LANCE SERJEANT JOSEPH GUDMUNDER JOHNSTON
CANADIAN INFANTRY
26TH OCTOBER 1917 AGE 26
BURIED: TYNE COT CEMETERY, BELGIUM
It would appear that Mrs Gertrude Johnston, Lance Serjeant Johnston's mother, was a widow. This is an assumption. The only facts I have been able to discover about Joe Johnston are: that his middle name was Gudmundur, that he was born in Gimley, Manitoba and that before he joined up on 3 August 1915 he had been a fisherman. Gudmundur is an Icelandic first name so I'm going to make another assumption - that his origins were Icelandic, especially if Gimley is a mis-spelling of Gimli, an area of Canada that was once known as New Iceland. If I could read his Attestation Paper better I'd be able to see his mother's name, which doesn't appear to be Gertrude, yet that's the name she gave to the War Graves Commission.
Johnston served with the 43rd Battalion Canadian Infantry, the Cameron Highlanders of Canada. He was killed on 26 October 1917, the opening day of the Battle of Passchendaele. We don't know what happened to him. The battalion war diary hasn't yet been transcribed but because Lieutenant Robert Shankland, of the same battalion, won a Victoria Cross that day there are descriptions of the action.
Bellevue Spur was a critically strategic piece of raised ground guarding the way to the village of Passchendaele. Two costly attempts had already been made to take it when the Canadians were given the job. D Company of the 43rd Battalion managed to achieve the objective.
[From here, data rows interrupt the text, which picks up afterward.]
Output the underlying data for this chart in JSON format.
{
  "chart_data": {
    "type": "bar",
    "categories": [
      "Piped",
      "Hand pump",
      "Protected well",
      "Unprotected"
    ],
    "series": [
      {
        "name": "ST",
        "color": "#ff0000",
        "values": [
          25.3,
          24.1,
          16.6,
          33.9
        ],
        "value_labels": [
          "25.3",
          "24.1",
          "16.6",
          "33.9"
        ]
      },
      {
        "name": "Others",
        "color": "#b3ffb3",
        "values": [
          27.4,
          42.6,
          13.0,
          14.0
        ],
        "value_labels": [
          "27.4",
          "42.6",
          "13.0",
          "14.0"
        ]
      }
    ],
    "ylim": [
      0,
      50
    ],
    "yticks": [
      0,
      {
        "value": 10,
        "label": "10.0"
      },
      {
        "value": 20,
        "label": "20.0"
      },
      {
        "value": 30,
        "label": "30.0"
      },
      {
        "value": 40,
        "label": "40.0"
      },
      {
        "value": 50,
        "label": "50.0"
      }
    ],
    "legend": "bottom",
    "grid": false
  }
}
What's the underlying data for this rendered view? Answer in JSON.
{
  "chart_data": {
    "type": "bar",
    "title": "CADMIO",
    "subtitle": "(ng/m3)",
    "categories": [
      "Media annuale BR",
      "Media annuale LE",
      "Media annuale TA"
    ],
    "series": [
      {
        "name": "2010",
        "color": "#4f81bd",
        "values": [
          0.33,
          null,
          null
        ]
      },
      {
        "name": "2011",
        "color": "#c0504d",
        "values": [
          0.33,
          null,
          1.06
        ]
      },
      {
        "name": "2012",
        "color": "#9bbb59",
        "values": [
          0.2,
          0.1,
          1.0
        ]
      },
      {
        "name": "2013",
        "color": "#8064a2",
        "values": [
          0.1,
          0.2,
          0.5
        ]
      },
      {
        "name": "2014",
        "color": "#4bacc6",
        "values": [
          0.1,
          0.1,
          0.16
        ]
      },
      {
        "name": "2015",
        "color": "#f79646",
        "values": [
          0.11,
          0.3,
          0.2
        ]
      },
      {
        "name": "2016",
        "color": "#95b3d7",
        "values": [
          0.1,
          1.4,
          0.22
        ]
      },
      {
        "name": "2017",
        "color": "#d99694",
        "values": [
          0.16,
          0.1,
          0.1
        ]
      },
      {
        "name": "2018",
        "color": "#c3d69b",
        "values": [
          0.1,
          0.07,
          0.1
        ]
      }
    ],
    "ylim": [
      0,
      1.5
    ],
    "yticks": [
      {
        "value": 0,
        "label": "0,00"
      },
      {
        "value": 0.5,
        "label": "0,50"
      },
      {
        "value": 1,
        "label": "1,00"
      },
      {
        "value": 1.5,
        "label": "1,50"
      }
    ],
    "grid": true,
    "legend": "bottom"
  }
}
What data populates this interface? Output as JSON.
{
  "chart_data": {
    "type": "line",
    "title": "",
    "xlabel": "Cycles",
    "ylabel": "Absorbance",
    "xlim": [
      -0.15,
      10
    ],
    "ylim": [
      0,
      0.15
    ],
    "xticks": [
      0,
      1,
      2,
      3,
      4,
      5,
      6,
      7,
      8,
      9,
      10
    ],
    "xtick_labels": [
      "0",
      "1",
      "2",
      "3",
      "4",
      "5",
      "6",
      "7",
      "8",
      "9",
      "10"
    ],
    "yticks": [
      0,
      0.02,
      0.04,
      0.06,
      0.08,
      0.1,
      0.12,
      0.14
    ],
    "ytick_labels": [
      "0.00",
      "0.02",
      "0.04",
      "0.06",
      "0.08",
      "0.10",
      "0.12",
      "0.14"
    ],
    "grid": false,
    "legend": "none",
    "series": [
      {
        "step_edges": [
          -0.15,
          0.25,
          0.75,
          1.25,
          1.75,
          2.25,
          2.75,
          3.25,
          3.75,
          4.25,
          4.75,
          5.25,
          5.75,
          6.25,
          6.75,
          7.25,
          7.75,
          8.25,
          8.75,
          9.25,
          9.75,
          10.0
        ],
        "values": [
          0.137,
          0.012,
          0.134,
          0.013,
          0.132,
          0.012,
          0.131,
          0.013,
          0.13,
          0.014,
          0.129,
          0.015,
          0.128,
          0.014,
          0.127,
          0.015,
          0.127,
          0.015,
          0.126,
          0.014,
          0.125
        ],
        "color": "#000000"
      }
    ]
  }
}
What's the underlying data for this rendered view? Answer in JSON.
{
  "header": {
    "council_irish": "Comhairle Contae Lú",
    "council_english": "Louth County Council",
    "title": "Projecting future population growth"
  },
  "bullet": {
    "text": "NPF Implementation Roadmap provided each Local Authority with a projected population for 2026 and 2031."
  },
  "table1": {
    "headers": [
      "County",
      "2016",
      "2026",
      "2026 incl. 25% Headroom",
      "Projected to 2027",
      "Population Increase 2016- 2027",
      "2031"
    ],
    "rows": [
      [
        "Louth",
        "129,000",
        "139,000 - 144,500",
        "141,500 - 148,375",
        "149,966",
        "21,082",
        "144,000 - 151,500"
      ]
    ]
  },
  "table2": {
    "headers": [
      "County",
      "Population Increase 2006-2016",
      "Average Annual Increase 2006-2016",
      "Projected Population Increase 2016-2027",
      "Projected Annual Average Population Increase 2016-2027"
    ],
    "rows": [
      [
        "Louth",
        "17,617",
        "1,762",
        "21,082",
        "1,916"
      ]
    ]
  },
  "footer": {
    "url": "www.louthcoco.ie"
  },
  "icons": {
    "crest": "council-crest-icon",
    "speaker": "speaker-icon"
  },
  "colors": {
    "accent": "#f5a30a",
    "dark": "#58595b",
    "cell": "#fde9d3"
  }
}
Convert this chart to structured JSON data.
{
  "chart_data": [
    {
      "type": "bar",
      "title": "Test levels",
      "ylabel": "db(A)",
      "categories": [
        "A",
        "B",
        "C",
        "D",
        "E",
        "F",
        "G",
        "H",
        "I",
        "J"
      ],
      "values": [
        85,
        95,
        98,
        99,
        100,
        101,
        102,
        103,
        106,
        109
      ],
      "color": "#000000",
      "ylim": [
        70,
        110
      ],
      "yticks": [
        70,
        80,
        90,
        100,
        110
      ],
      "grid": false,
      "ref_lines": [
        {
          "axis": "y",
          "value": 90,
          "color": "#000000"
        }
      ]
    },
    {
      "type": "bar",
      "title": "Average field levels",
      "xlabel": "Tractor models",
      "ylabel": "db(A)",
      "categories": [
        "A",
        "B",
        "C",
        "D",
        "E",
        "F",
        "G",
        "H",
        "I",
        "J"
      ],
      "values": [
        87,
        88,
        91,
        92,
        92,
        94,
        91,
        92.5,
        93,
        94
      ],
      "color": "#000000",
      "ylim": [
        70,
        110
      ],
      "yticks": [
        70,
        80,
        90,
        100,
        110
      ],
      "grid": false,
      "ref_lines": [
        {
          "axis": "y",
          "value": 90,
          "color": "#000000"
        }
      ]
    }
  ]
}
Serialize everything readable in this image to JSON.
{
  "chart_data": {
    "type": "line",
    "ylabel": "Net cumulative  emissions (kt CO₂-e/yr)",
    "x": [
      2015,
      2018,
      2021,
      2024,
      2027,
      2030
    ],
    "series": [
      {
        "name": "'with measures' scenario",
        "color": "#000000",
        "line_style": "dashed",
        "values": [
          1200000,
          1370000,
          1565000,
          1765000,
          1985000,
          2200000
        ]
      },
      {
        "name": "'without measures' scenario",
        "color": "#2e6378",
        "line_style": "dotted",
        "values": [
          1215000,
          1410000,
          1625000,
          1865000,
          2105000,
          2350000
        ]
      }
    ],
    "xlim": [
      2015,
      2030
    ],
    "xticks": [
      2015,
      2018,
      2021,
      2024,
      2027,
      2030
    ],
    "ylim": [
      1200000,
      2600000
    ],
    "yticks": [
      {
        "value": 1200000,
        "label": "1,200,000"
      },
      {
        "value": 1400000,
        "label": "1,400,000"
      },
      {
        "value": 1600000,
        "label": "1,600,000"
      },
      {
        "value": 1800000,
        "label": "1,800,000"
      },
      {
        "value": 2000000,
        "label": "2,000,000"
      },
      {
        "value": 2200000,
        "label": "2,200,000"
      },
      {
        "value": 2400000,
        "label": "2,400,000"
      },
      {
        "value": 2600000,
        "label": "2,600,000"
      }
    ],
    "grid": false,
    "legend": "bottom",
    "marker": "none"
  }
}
But when they became dangerously isolated, enduring hours of incessant shelling and German attacks, Lieutenant Shankland returned to battalion Head Quarters to pick up reinforcements and lead a counter attack, which secured the position.
Johnston was one of the many casualties of the day, his body discovered in an unmarked grave in February 1920; unlike so many bodies found on the battle field it was possible to identify it because it still had its identity disc.